En ese sentido, a nadie que haya leído La chica del tren le extrañará que un productor más o menos sagaz viera tan temprano en ella la promesa de un gran éxito cinematográfico. Una premisa clara, personajes bien definidos, con un mundo interior turbulento, pero que terminan de recortarse en sus palabras y en sus acciones. Aunque se lo define como un thriller psicológico, el libro de Paula Hawkins –de 44 años, cuya obra previa consiste en un tomo de asesoramiento financiero para mujeres del que se declara poco orgullosa, y un par de novelas románticas realizadas por encargo y que ella siente como poco personales– tiene algunos de esos elementos de caracter universal que parecen ser la fórmula de su éxito, y una premisa de tipo hitchcockiana: una persona más o menos común que se ve envuelta en circunstancias extraordinarias. La mujer es Rachel (Blunt), quien no sólo no ha superado el trauma de su divorcio, sino que a diario pasa en su viaje en tren por la casa que compartía con su ex marido y que ahora está habitada por la familia, en apariencia idílica, que él ha construido con su nueva mujer y el reciente hijo de ambos. De tanto mirar por la ventana indiscreta, Rachel la voyeur se construye una fantasía acerca de esas vidas ideales; luego conoce también a la atractiva vecina de la pareja, y eventual e inevitablemente se vuelve testigo de una desaparición. No hace falta contar más. Es el tipo de historia que a uno le cuentan en cinco, diez líneas, y enseguida nos habilita a imaginarla en movimiento y a preguntarnos: ¿y quién la va a protagonizar?

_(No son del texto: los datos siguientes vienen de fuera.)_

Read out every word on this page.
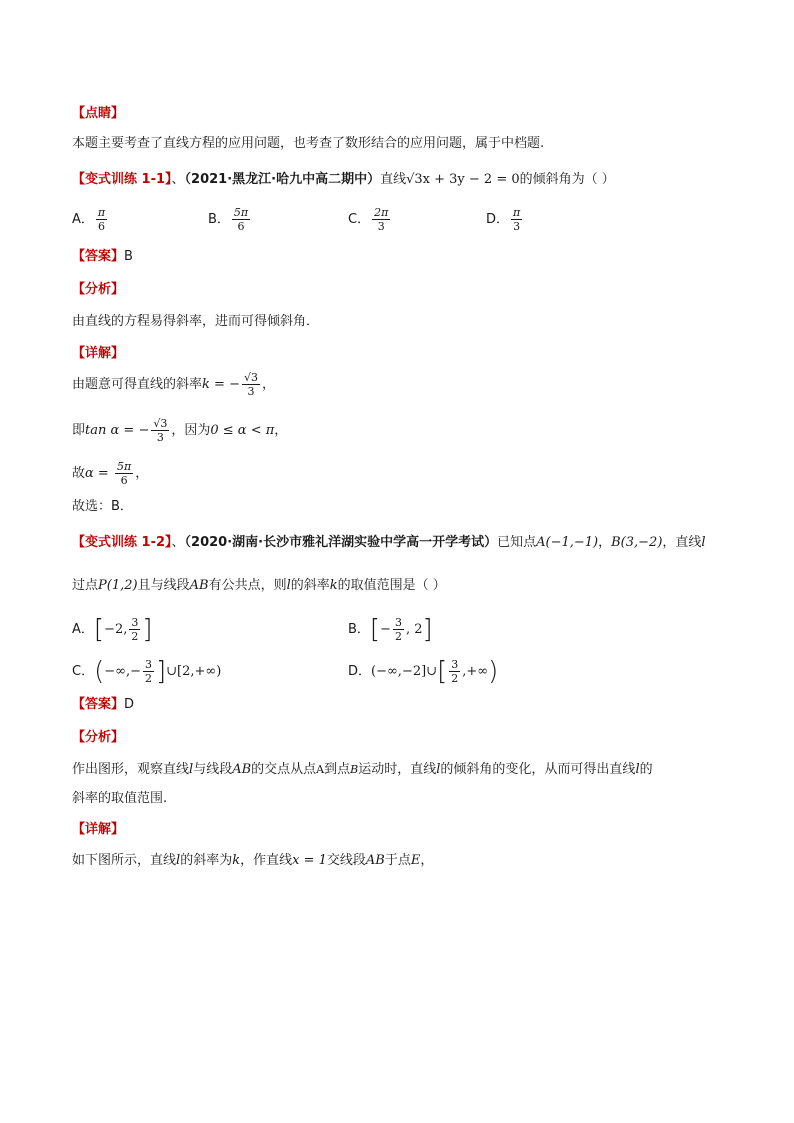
【点睛】
本题主要考查了直线方程的应用问题，也考查了数形结合的应用问题，属于中档题.
【变式训练 1-1】、（2021·黑龙江·哈九中高二期中）直线√3x + 3y − 2 = 0的倾斜角为（ ）
A． $\frac{\pi}{6}$	B． $\frac{5\pi}{6}$	C． $\frac{2\pi}{3}$	D． $\frac{\pi}{3}$
【答案】B
【分析】
由直线的方程易得斜率，进而可得倾斜角．
【详解】
由题意可得直线的斜率k = − $\frac{√3}{3}$ ，
即tan α = − $\frac{√3}{3}$ ，因为0 ≤ α < π，
故$\alpha = \frac{5\pi}{6}$ ，
故选：B．
【变式训练 1-2】、（2020·湖南·长沙市雅礼洋湖实验中学高一开学考试）已知点A(−1,−1)，B(3,−2)，直线l
过点P(1,2)且与线段AB有公共点，则l的斜率k的取值范围是（ ）
A．[−2, $\frac{3}{2}$ ]	B．[− $\frac{3}{2}$ , 2]
C．(−∞,− $\frac{3}{2}$ ]∪[2,+∞)	D．(−∞,−2]∪[ $\frac{3}{2}$ ,+∞)
【答案】D
【分析】
作出图形，观察直线l与线段AB的交点从点A到点B运动时，直线l的倾斜角的变化，从而可得出直线l的
斜率的取值范围.
【详解】
如下图所示，直线l的斜率为k，作直线x = 1交线段AB于点E，
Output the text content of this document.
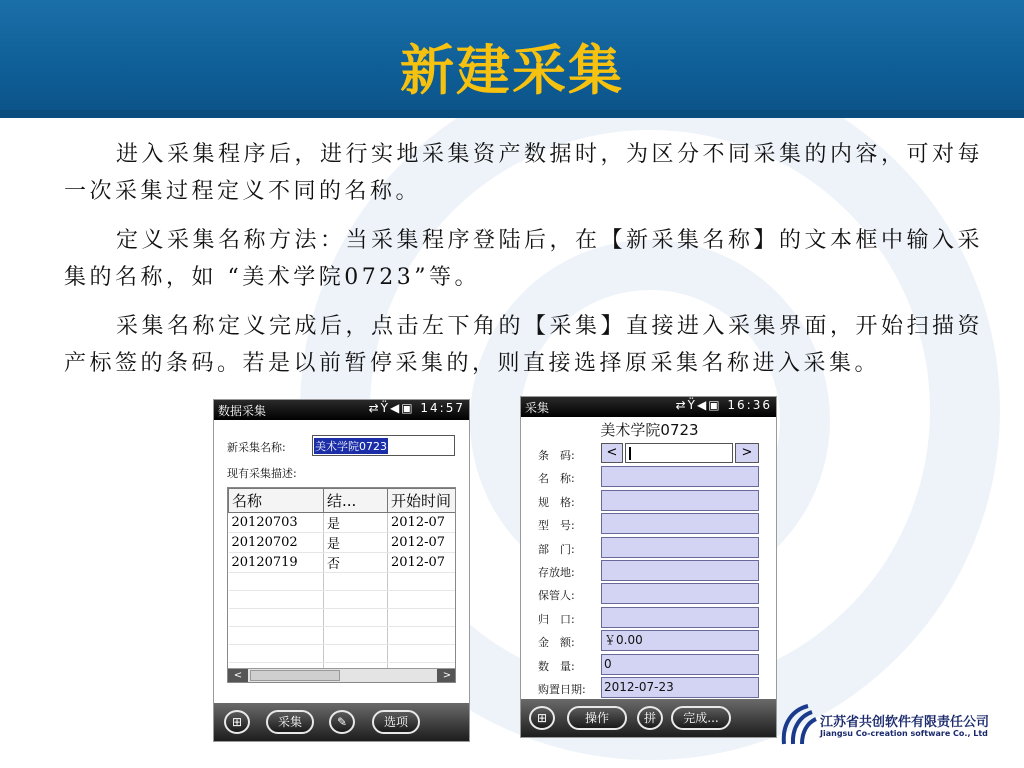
新建采集
进入采集程序后，进行实地采集资产数据时，为区分不同采集的内容，可对每一次采集过程定义不同的名称。
定义采集名称方法：当采集程序登陆后，在【新采集名称】的文本框中输入采集的名称，如 “美术学院0723”等。
采集名称定义完成后，点击左下角的【采集】直接进入采集界面，开始扫描资产标签的条码。若是以前暂停采集的，则直接选择原采集名称进入采集。
数据采集	⇄Ÿ◀▣ 14:57
新采集名称:	美术学院0723
现有采集描述:
名称	结...	开始时间
20120703	是	2012-07
20120702	是	2012-07
20120719	否	2012-07

<	>
⊞	采集	✎	选项
采集	⇄Ÿ◀▣ 16:36
美术学院0723
条　码:	<	>
名　称:
规　格:
型　号:
部　门:
存放地:
保管人:
归　口:
金　额: ￥0.00
数　量: 0
购置日期: 2012-07-23
⊞	操作	拼	完成...	江苏省共创软件有限责任公司
Jiangsu Co-creation software Co., Ltd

La leyenda de la novela convertida instantáneamente en película crece por estos días con artículos que dan a entender que el original escrito ni siquiera estaba terminado cuando los productores compraron los derechos para el cine. Hawkins empezó a enviar La chica del tren a editores cuando aún la tenía por la mitad. “Es una jugada arriesgada, pero estaba medio quebrada y sentía que este era mi último tiro de dados como escritora de ficción”, dice la autora. Acaso sus editores y los productores de DreamWorks que le siguieron la corriente vieron en aquel boceto lo mismo que vería un tiempo después su público –en los 34 idiomas a los que se tradujo hasta ahora–: una conexión con el espíritu y los temas de nuestro tiempo, que colocó a Hawkins, en casi nada de tiempo, en el octavo puesto entre los escritores que más dinero facturan en la actualidad; una lista encabezada por nombres como James Patterson, JK Rowling, John Grisham, Stephen King, Nora Roberts y El James.
En el fondo, para editores literarios y productores de cine sigue siendo un misterio insondable qué es lo que va a funcionar y qué no; hay decenas de fracasos por cada éxito; nadie tiene la fórmula y tal vez La chica del tren pase a la historia como uno de esos raros hitos entre tantos proyectos inconclusos y olvidados, en los que las cosas salieron bien, y la intuición se convirtió en clarividencia.